Why do Evangelicals reject climate change?

Why is it so hard to find allies among the largest protestant religious bodies in the US to take action on global climate change? Almost every world-wide religious body agrees that something needs to be done, and soon. But American Evangelicals don't agree and their lack of political support means that American continues to spin its wheels on this issue.

Shannon Brescher Shea tries to tease out the reasons for this reluctance to engage the issue among Evangelicals. She sees three reasons. First, the fact that for Americans, the effects of climate change are not happening in a locally observable way. If you don't know anyone from island countries in the Indian Ocean, it's hard to feel worry that entire economies are being disrupted. Second is the idea that all of us contribute to climate change, and like other pervasive issues (sexism, racism) it's sometimes hard for people to do the necessary self-examination to recognize our personal responsibility.

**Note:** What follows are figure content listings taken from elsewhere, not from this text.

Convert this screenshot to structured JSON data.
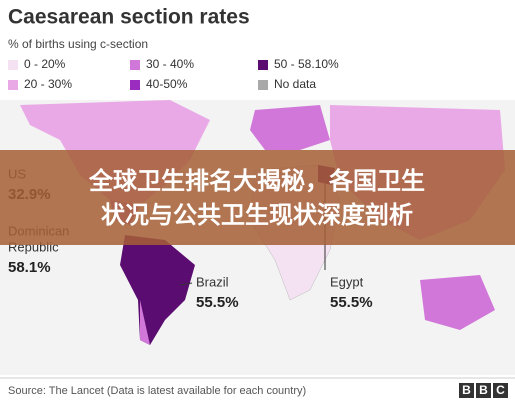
{
  "header": {
    "title": "Caesarean section rates",
    "subtitle": "% of births using c-section"
  },
  "legend": [
    {
      "label": "0 - 20%",
      "color": "#f4e2f2"
    },
    {
      "label": "30 - 40%",
      "color": "#d177d9"
    },
    {
      "label": "50 - 58.10%",
      "color": "#5b0c70"
    },
    {
      "label": "20 - 30%",
      "color": "#e9a9e7"
    },
    {
      "label": "40-50%",
      "color": "#9a2cbf"
    },
    {
      "label": "No data",
      "color": "#a9a9a9"
    }
  ],
  "callouts": [
    {
      "name": [
        "US"
      ],
      "value": "32.9%"
    },
    {
      "name": [
        "Dominican",
        "Republic"
      ],
      "value": "58.1%"
    },
    {
      "name": [
        "Brazil"
      ],
      "value": "55.5%"
    },
    {
      "name": [
        "Egypt"
      ],
      "value": "55.5%"
    }
  ],
  "banner": [
    "全球卫生排名大揭秘，各国卫生",
    "状况与公共卫生现状深度剖析"
  ],
  "footer": {
    "source": "Source: The Lancet (Data is latest available for each country)",
    "logo": [
      "B",
      "B",
      "C"
    ]
  }
}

"The third major reason some evangelicals have rejected climate change is very different from the other two - their vast cynicism about and misunderstanding of science. Even the most heart-felt testimonies will not sway those who think the very cause is made up. Unfortunately, I think climate change is too politically fraught to solve this problem. For this group, the most effective approach may be showing how the solutions to climate change can improve their communities and lives. This was actually the main approach I used when I recently lobbied Congress, another place where science is not very popular. People don't want to pay $100 to fill up their gas tanks and then sit an hour and a half in traffic. Instead, they want to walk and bike to the corner store; many even remember doing so fondly from their childhood. People want clean alternatives to the coal-fired plants that contribute to childhood asthma. People want clean, healthy food that supports the local economy instead of that which poisons the land and the workers that pick it. And so on and so on. The beauty of this approach is that I know it actually works. I received a very generous Climate Ride donation from my conservative aunt for this reason. In addition to her fondness for me, she supported me because she frequently uses a Rails-to-Trails walking/biking path, one of the Climate Ride beneficiaries. Changing the conversation from problems to solutions helps people see that they have a place in this new society, removing much of the fear. Ideally, it also helps them see the larger context, that everyone benefits from a more environmentally and socially sustainable economy. Although it fails to challenge their privilege, a baby step may be all we can ask from this group right now. "

Read the full article here.

Would this work? Can we appeal to people's self-interest to get them to support the common good?

Comments (1)

Perhaps a fourth reason centers on political coalitions. Evangelicals have aligned themselves politically with groups that oppose changes in energy policy that would encourage a move away from oil and coal. The unspoken agreement in all such political alliances (left and right) is “you support my causes and I’ll support yours.” One of the tactics used by those groups that oppose changing energy policy is to suggest that there is no real reason for change. Evangelicals, out of political loyalty, may just be repeating the meme they have been given.